Raila Odinga’s new strategy to counter President Ruto taxes

Raila Odinga

Azimio leaders led by Raila Odinga, Martha Karua, Eugene Wamalwa and Wycliffe Oparanya address journalists at their Capitol Hill offices in Nairobi on January 30, 2024.  

Photo credit: Lucy Wanjiru | Nation Media Group

Opposition leader Raila Odinga has revealed that his coalition was working on a number of measures to ‘force’ President William Ruto’s administration to drop some of the punitive taxes, including the emotive housing levy.

Apart from joining forces with petitioners in some of the public litigation cases, the coalition is said to be considering calling for a fresh round of street protests, similar to the ones it staged last year before agreeing to initiate talks with the government.

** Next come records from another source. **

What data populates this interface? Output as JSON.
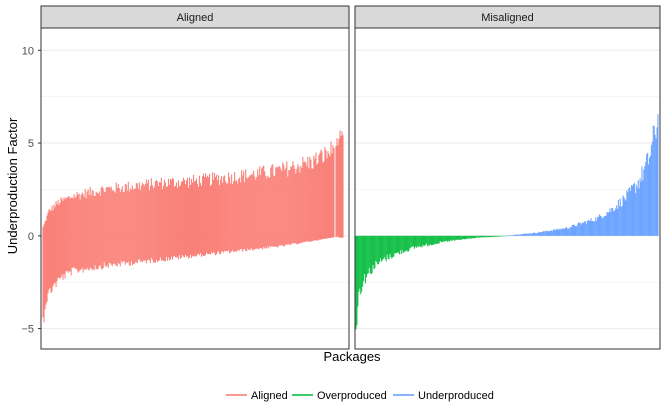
{
  "chart_data": {
    "type": "area",
    "facets": [
      "Aligned",
      "Misaligned"
    ],
    "xlabel": "Packages",
    "ylabel": "Underproduction Factor",
    "ylim": [
      -6.1,
      11.2
    ],
    "yticks": [
      -5,
      0,
      5,
      10
    ],
    "ytick_labels": [
      "−5",
      "0",
      "5",
      "10"
    ],
    "grid": true,
    "legend": {
      "position": "bottom",
      "entries": [
        {
          "name": "Aligned",
          "color": "#F8766D"
        },
        {
          "name": "Overproduced",
          "color": "#00BA38"
        },
        {
          "name": "Underproduced",
          "color": "#619CFF"
        }
      ]
    },
    "panels": [
      {
        "facet": "Aligned",
        "series": [
          {
            "name": "Aligned",
            "color": "#F8766D",
            "ymax_x": [
              0,
              0.02,
              0.05,
              0.1,
              0.2,
              0.3,
              0.4,
              0.5,
              0.6,
              0.7,
              0.8,
              0.9,
              0.95,
              1.0
            ],
            "ymax": [
              0.5,
              1.5,
              2.0,
              2.4,
              2.8,
              3.0,
              3.2,
              3.3,
              3.5,
              3.7,
              4.0,
              4.5,
              5.0,
              5.8
            ],
            "ymin_x": [
              0,
              0.01,
              0.03,
              0.06,
              0.1,
              0.2,
              0.3,
              0.4,
              0.5,
              0.6,
              0.7,
              0.8,
              0.9,
              1.0
            ],
            "ymin": [
              -5.1,
              -3.8,
              -3.1,
              -2.5,
              -2.1,
              -1.8,
              -1.6,
              -1.4,
              -1.2,
              -1.0,
              -0.8,
              -0.6,
              -0.3,
              0.0
            ]
          }
        ]
      },
      {
        "facet": "Misaligned",
        "series": [
          {
            "name": "Overproduced",
            "color": "#00BA38",
            "x": [
              0,
              0.01,
              0.03,
              0.06,
              0.1,
              0.15,
              0.2,
              0.3,
              0.4,
              0.5
            ],
            "y": [
              -5.5,
              -3.5,
              -2.6,
              -1.9,
              -1.4,
              -1.0,
              -0.7,
              -0.35,
              -0.12,
              -0.02
            ]
          },
          {
            "name": "Underproduced",
            "color": "#619CFF",
            "x": [
              0.5,
              0.6,
              0.7,
              0.8,
              0.85,
              0.9,
              0.94,
              0.97,
              1.0
            ],
            "y": [
              0.02,
              0.2,
              0.5,
              1.1,
              1.7,
              2.5,
              3.5,
              4.8,
              7.3
            ]
          }
        ]
      }
    ]
  }
}
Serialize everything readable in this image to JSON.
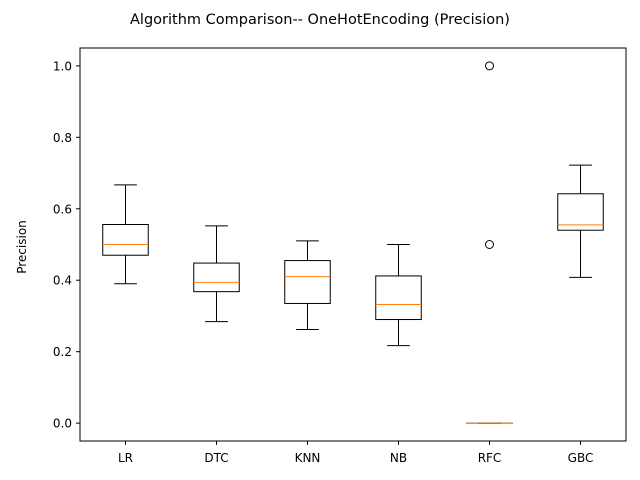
{
  "chart_data": {
    "type": "box",
    "title": "Algorithm Comparison-- OneHotEncoding (Precision)",
    "xlabel": "",
    "ylabel": "Precision",
    "ylim": [
      -0.05,
      1.05
    ],
    "yticks": [
      "0.0",
      "0.2",
      "0.4",
      "0.6",
      "0.8",
      "1.0"
    ],
    "categories": [
      "LR",
      "DTC",
      "KNN",
      "NB",
      "RFC",
      "GBC"
    ],
    "boxes": [
      {
        "label": "LR",
        "whisker_low": 0.39,
        "q1": 0.47,
        "median": 0.5,
        "q3": 0.556,
        "whisker_high": 0.667,
        "outliers": []
      },
      {
        "label": "DTC",
        "whisker_low": 0.284,
        "q1": 0.368,
        "median": 0.394,
        "q3": 0.448,
        "whisker_high": 0.552,
        "outliers": []
      },
      {
        "label": "KNN",
        "whisker_low": 0.262,
        "q1": 0.335,
        "median": 0.41,
        "q3": 0.455,
        "whisker_high": 0.51,
        "outliers": []
      },
      {
        "label": "NB",
        "whisker_low": 0.217,
        "q1": 0.29,
        "median": 0.332,
        "q3": 0.412,
        "whisker_high": 0.5,
        "outliers": []
      },
      {
        "label": "RFC",
        "whisker_low": 0.0,
        "q1": 0.0,
        "median": 0.0,
        "q3": 0.0,
        "whisker_high": 0.0,
        "outliers": [
          0.5,
          1.0
        ]
      },
      {
        "label": "GBC",
        "whisker_low": 0.408,
        "q1": 0.54,
        "median": 0.555,
        "q3": 0.642,
        "whisker_high": 0.722,
        "outliers": []
      }
    ],
    "colors": {
      "box": "#000000",
      "median": "#ff7f0e",
      "background": "#ffffff"
    },
    "grid": false,
    "legend": "none"
  }
}
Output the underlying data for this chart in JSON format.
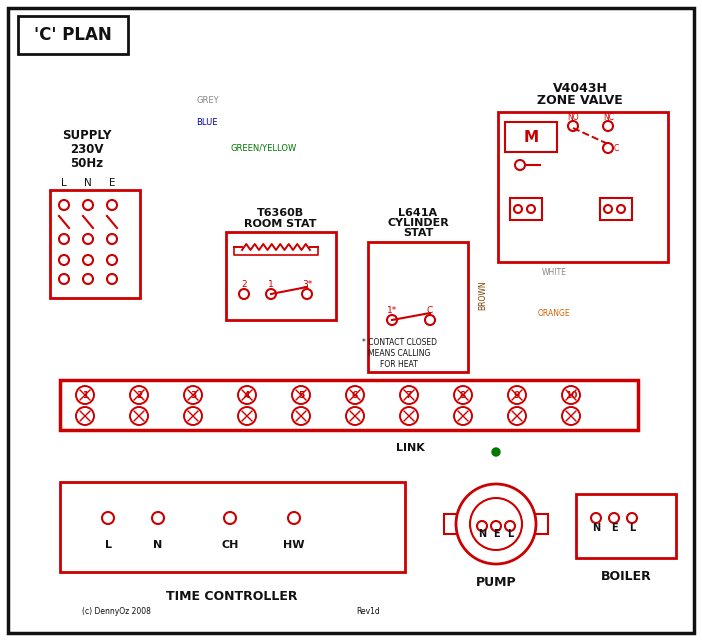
{
  "bg_color": "#ffffff",
  "red": "#cc0000",
  "blue": "#0000bb",
  "green": "#007700",
  "grey": "#888888",
  "brown": "#7B3F00",
  "black": "#111111",
  "orange": "#cc6600",
  "white_wire": "#aaaaaa",
  "title": "'C' PLAN",
  "zone_valve_line1": "V4043H",
  "zone_valve_line2": "ZONE VALVE",
  "supply_text_lines": [
    "SUPPLY",
    "230V",
    "50Hz"
  ],
  "room_stat_line1": "T6360B",
  "room_stat_line2": "ROOM STAT",
  "cyl_stat_line1": "L641A",
  "cyl_stat_line2": "CYLINDER",
  "cyl_stat_line3": "STAT",
  "time_ctrl_label": "TIME CONTROLLER",
  "pump_label": "PUMP",
  "boiler_label": "BOILER",
  "link_label": "LINK",
  "contact_note_lines": [
    "* CONTACT CLOSED",
    "MEANS CALLING",
    "FOR HEAT"
  ],
  "copyright": "(c) DennyOz 2008",
  "rev": "Rev1d",
  "label_grey": "GREY",
  "label_blue": "BLUE",
  "label_gy": "GREEN/YELLOW",
  "label_brown": "BROWN",
  "label_white": "WHITE",
  "label_orange": "ORANGE"
}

Mr Odinga has since lined up a major political rally in Nairobi on Friday at the historic Kamkunji grounds. ODM officials said the political jamboree will double as a membership recruitment drive that the party has been running in the last couple of weeks across the country.

But sources indicated that Mr Odinga could be moving around the country to gauge the mood of the public for a possible fresh round of anti-government protests.

Azimio La Umoja One Kenya Coalition Summit made the disclosure on its new strategy in countering President Ruto following a meeting chaired by Mr Odinga and attended by his co-principals, including Narc Kenya leader Martha Karua, where they dispelled reports of division among them.

Ms Karua and her Democratic Action Party (DAP-K) counterpart Eugene Wamalwa – the two top leaders who publicly rejected the National Dialogue report – read the coalition’s joint statement to demonstrate their unity.

The meeting resolved to pursue out-of-court means in putting pressure on Kenya Kwanza administration to address the high cost of living that has been worsened by rising taxes and additional statutory deductions.

Most of the proposals by the coalition to bring down the cost of living, including one to drop the housing levy or make it voluntary – were rejected by the Kenya Kwanza team in the National Dialogue.

“Azimio remains extremely disturbed by the worsening cost of living, the ever-rising and reckless taxes, the collapsing national currency, the chaos in the education sector, the tribalism in public service and the return of mega corruption,” said the coalition in a joint statement.

ODM deputy party leader Wycliffe Oparanya told Nation that going back to the streets is one of the many options on the table.

 He said the coalition would take necessary action based on the development in court on some of the issues. The coalition said its next course of action would also be informed by the pending debate on NADCO report in both the National Assembly and the Senate.

The statement added; “Subsequently, we demand that Kenya Kwanza must keep its hands off the Judiciary. We take note of the support expressed by the US government for the Ruto regime to appeal the ruling on the deployment of police to Haiti. It is our hope that all parties shall respect the independence of the Judiciary.”